A second trial commenced in September 2016. Following 126 hearing days, Judge John Aylmer ruled on 23 May last that the investigation “fell short of the impartial, unbiased investigation that an accused is entitled to”. He said key witnesses had been coached and that the ODCE had failed to seek out evidence of innocence as well as guilt. Instead, he said, the ODCE had made assumptions and tried to build a case against Mr FitzPatrick based on these assumptions.

Judge Aylmer stated that he had a concern that the material shredded during the first trial may have been material that could have been of assistance to the defence and damaging to the prosecution.
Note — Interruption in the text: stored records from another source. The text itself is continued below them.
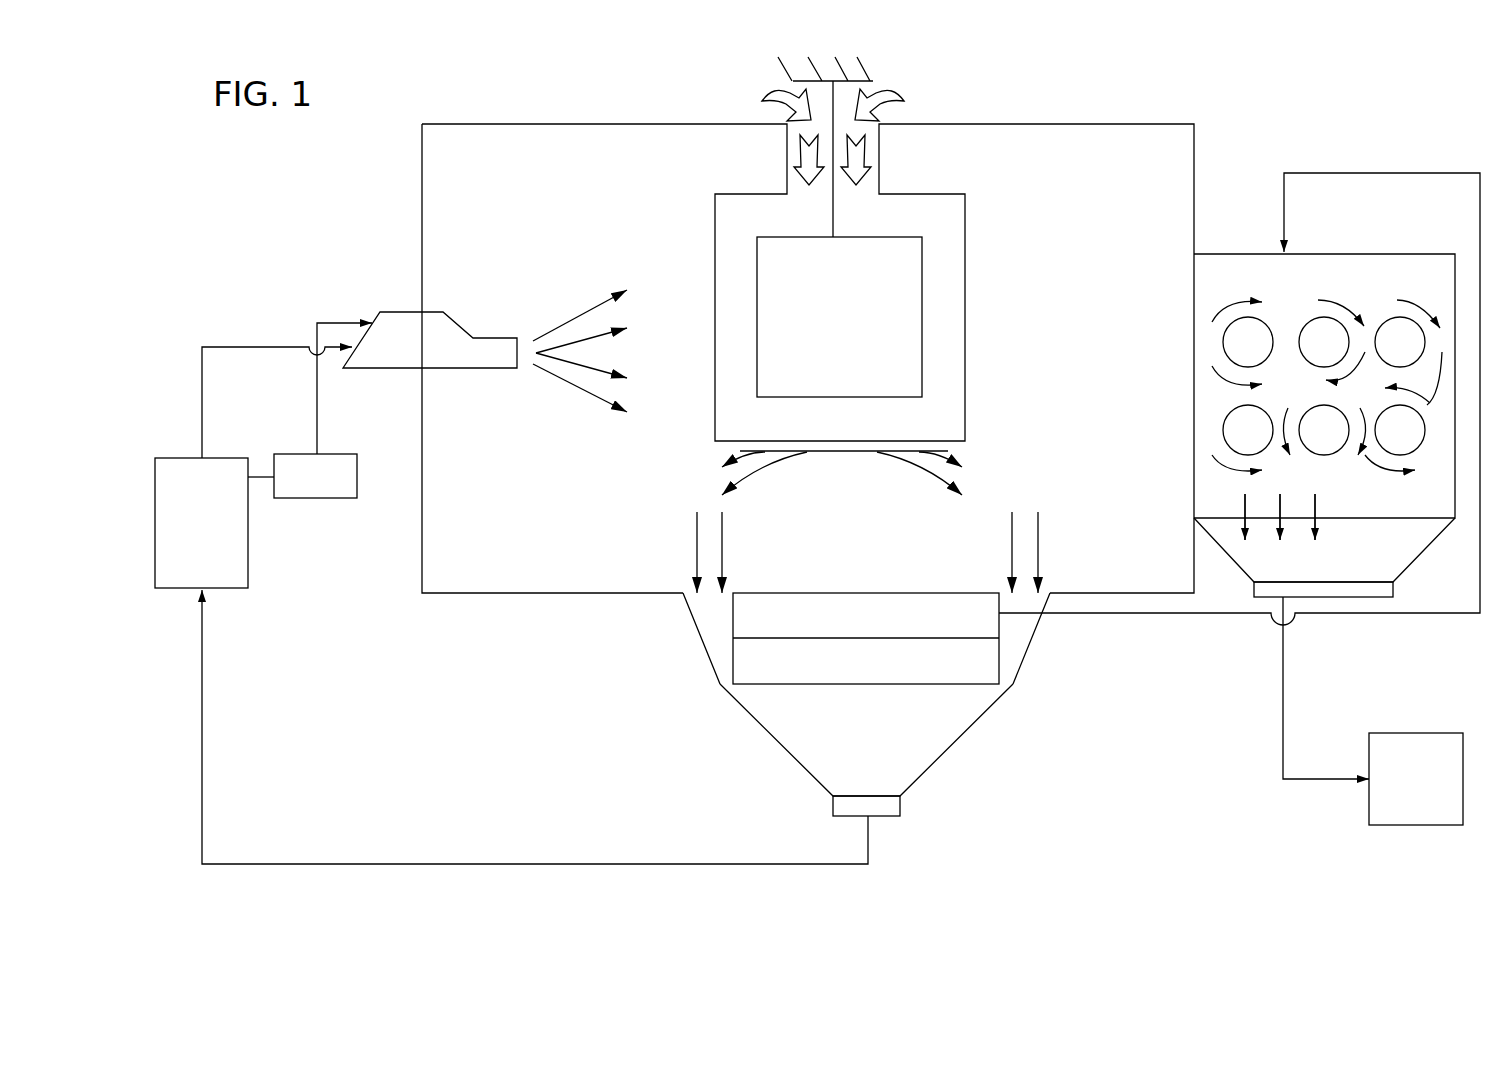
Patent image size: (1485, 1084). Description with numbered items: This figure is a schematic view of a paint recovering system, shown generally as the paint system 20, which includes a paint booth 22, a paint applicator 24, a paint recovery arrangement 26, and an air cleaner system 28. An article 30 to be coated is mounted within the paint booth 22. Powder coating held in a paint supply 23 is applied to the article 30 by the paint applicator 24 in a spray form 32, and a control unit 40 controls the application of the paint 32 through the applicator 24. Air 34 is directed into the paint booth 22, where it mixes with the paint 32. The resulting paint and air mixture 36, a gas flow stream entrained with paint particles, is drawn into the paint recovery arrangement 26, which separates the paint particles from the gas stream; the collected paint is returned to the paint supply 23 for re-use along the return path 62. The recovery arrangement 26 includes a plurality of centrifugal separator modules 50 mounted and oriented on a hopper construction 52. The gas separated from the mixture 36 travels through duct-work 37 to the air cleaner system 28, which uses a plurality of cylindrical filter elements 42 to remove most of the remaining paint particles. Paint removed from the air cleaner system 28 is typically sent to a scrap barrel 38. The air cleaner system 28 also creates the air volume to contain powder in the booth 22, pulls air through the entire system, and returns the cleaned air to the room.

The paint system 20 is at (530, 108).
The paint booth 22 is at (608, 124).
The paint supply 23 is at (248, 575).
The paint applicator 24 is at (376, 298).
The paint recovery arrangement 26 is at (860, 580).
The air cleaner system 28 is at (1241, 148).
The article 30 is at (902, 236).
The spray form 32 is at (552, 318).
The air 34 is at (893, 103).
The paint and air mixture 36 is at (902, 478).
The duct-work 37 is at (1167, 614).
The scrap barrel 38 is at (1395, 733).
The control unit 40 is at (340, 498).
The cylindrical filter elements 42 is at (1318, 366).
The centrifugal separator module 50 is at (1018, 646).
The hopper construction 52 is at (955, 757).
The recycle line 62 is at (438, 863).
He stated that the statement taking process was the most fundamental error made. He noted that it was intended that statements would be taken in the normal way, by members of An Garda Síochána, but that instead the ODCE obtained the statements through EY’s solicitors. Ultimately, Judge Alymer ruled that warnings to the jury would be inadequate to address the issue of the coaching of witnesses and directed the jury to acquit Mr FitzPatrick. The jury acquitted Mr FitzPatrick the next day.


The learnings from this long running trial are of relevance to all regulatory bodies that have a statutory function to conduct investigations and prosecutions.

The ruling of Judge Aylmer reinforces the importance of the following points:

  1. The requirement to make full disclosure. This is paramount in procedurally sound investigations and prosecutions.
  2. The requirement to maintain all evidence obtained during the course of an investigation.
  3. The need to ensure complete transparency and procedural fairness in procuring independent statements of evidence from witnesses.
  4. The benefits of appropriate training for investigators conducting an investigative role for a statutory body.